Have you seen Wasp Spiders?
Our first was photographed in the churchyard in 2017. The first recorded in Britain was in 1922, in Kent. They are moving north from southern Europe, global warming probably helping them survive our milder winters. Now they are found, sometimes in great numbers from Norfolk to Cornwall. This solitary female, about 16mm long appeared here this year.
She caught about one grasshopper a day. Each of her prey was first tightly wrapped in silk. Her bite then paralysed it. She then injected an enzyme to dissolve its protein. Female wasp spiders usually eat their diminutive, brown male partner after mating. This has the merit of recycling his protein. There is no record however of any wasp spider ever harming a human being.
Scientists are unsure if the purpose of the extraordinary zigzag white ribbon she spins in white silk on the web in front of her is to attract insects. But grasshoppers caught in her web usually demolish it. Wasp spider webs, unlike the ones spun across our paths by garden spiders later in the autumn, are not at face-height. They are less than a half a metre above the ground, in hollows within tall grass, usually where wildflowers are attracting insects.
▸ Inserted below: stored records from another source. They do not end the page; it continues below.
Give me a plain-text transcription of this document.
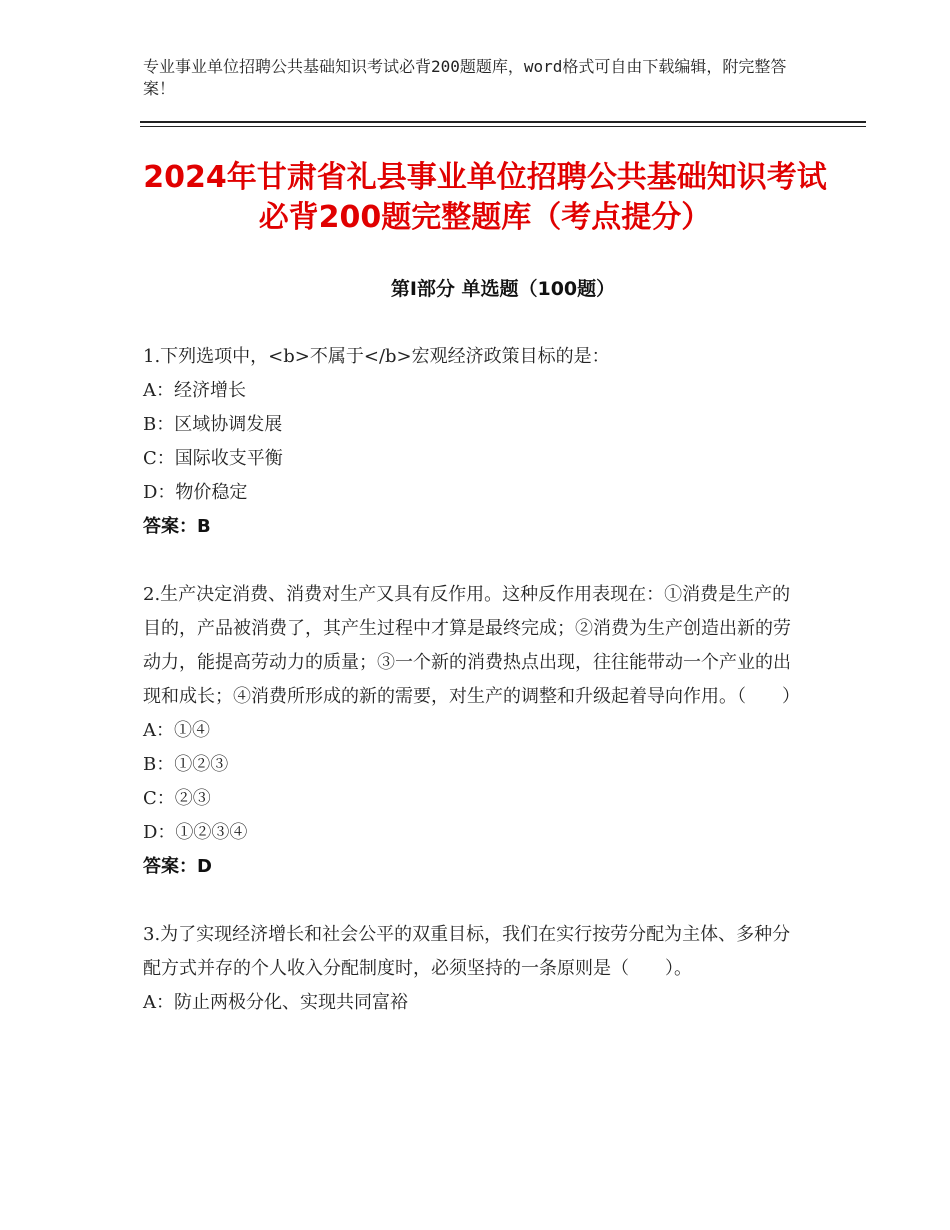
专业事业单位招聘公共基础知识考试必背200题题库，word格式可自由下载编辑，附完整答案！
2024年甘肃省礼县事业单位招聘公共基础知识考试必背200题完整题库（考点提分）
第I部分 单选题（100题）

1.下列选项中，<b>不属于</b>宏观经济政策目标的是：

A：经济增长

B：区域协调发展

C：国际收支平衡

D：物价稳定

答案：B

2.生产决定消费、消费对生产又具有反作用。这种反作用表现在：①消费是生产的目的，产品被消费了，其产生过程中才算是最终完成；②消费为生产创造出新的劳动力，能提高劳动力的质量；③一个新的消费热点出现，往往能带动一个产业的出现和成长；④消费所形成的新的需要，对生产的调整和升级起着导向作用。（　　）

A：①④

B：①②③

C：②③

D：①②③④

答案：D

3.为了实现经济增长和社会公平的双重目标，我们在实行按劳分配为主体、多种分配方式并存的个人收入分配制度时，必须坚持的一条原则是（　　）。

A：防止两极分化、实现共同富裕
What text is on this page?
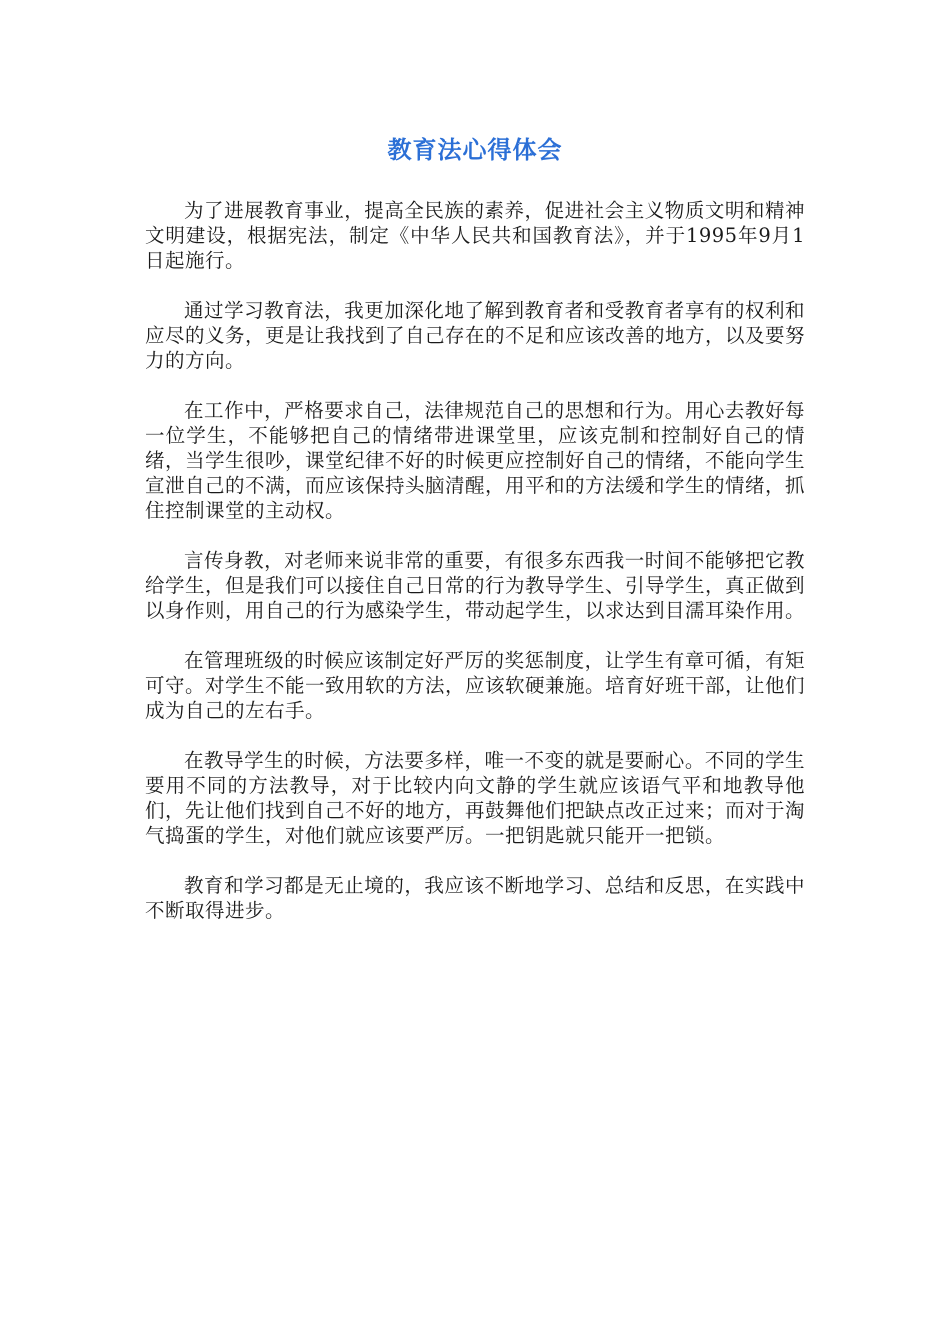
教育法心得体会

为了进展教育事业，提高全民族的素养，促进社会主义物质文明和精神文明建设，根据宪法，制定《中华人民共和国教育法》，并于1995年9月1日起施行。

通过学习教育法，我更加深化地了解到教育者和受教育者享有的权利和应尽的义务，更是让我找到了自己存在的不足和应该改善的地方，以及要努力的方向。

在工作中，严格要求自己，法律规范自己的思想和行为。用心去教好每一位学生，不能够把自己的情绪带进课堂里，应该克制和控制好自己的情绪，当学生很吵，课堂纪律不好的时候更应控制好自己的情绪，不能向学生宣泄自己的不满，而应该保持头脑清醒，用平和的方法缓和学生的情绪，抓住控制课堂的主动权。

言传身教，对老师来说非常的重要，有很多东西我一时间不能够把它教给学生，但是我们可以接住自己日常的行为教导学生、引导学生，真正做到以身作则，用自己的行为感染学生，带动起学生，以求达到目濡耳染作用。

在管理班级的时候应该制定好严厉的奖惩制度，让学生有章可循，有矩可守。对学生不能一致用软的方法，应该软硬兼施。培育好班干部，让他们成为自己的左右手。

在教导学生的时候，方法要多样，唯一不变的就是要耐心。不同的学生要用不同的方法教导，对于比较内向文静的学生就应该语气平和地教导他们，先让他们找到自己不好的地方，再鼓舞他们把缺点改正过来；而对于淘气捣蛋的学生，对他们就应该要严厉。一把钥匙就只能开一把锁。

教育和学习都是无止境的，我应该不断地学习、总结和反思，在实践中不断取得进步。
Look out for the small area marked out with string to protect her when the grass was cut. It is north of the Church Extension. Although she would probably not survive our winter herself, her hundreds of spiderlings should hatch out next May. Our spider may be the granddaughter of the first one recorded here in 2017.
In spite of their black and yellow stripes, wasp spiders seem surprisingly good at concealing themselves. She herself vanished after three weeks.
A search will be made for the small silk cocoons she spins in the grass to contain her eggs, in the hope that they survive.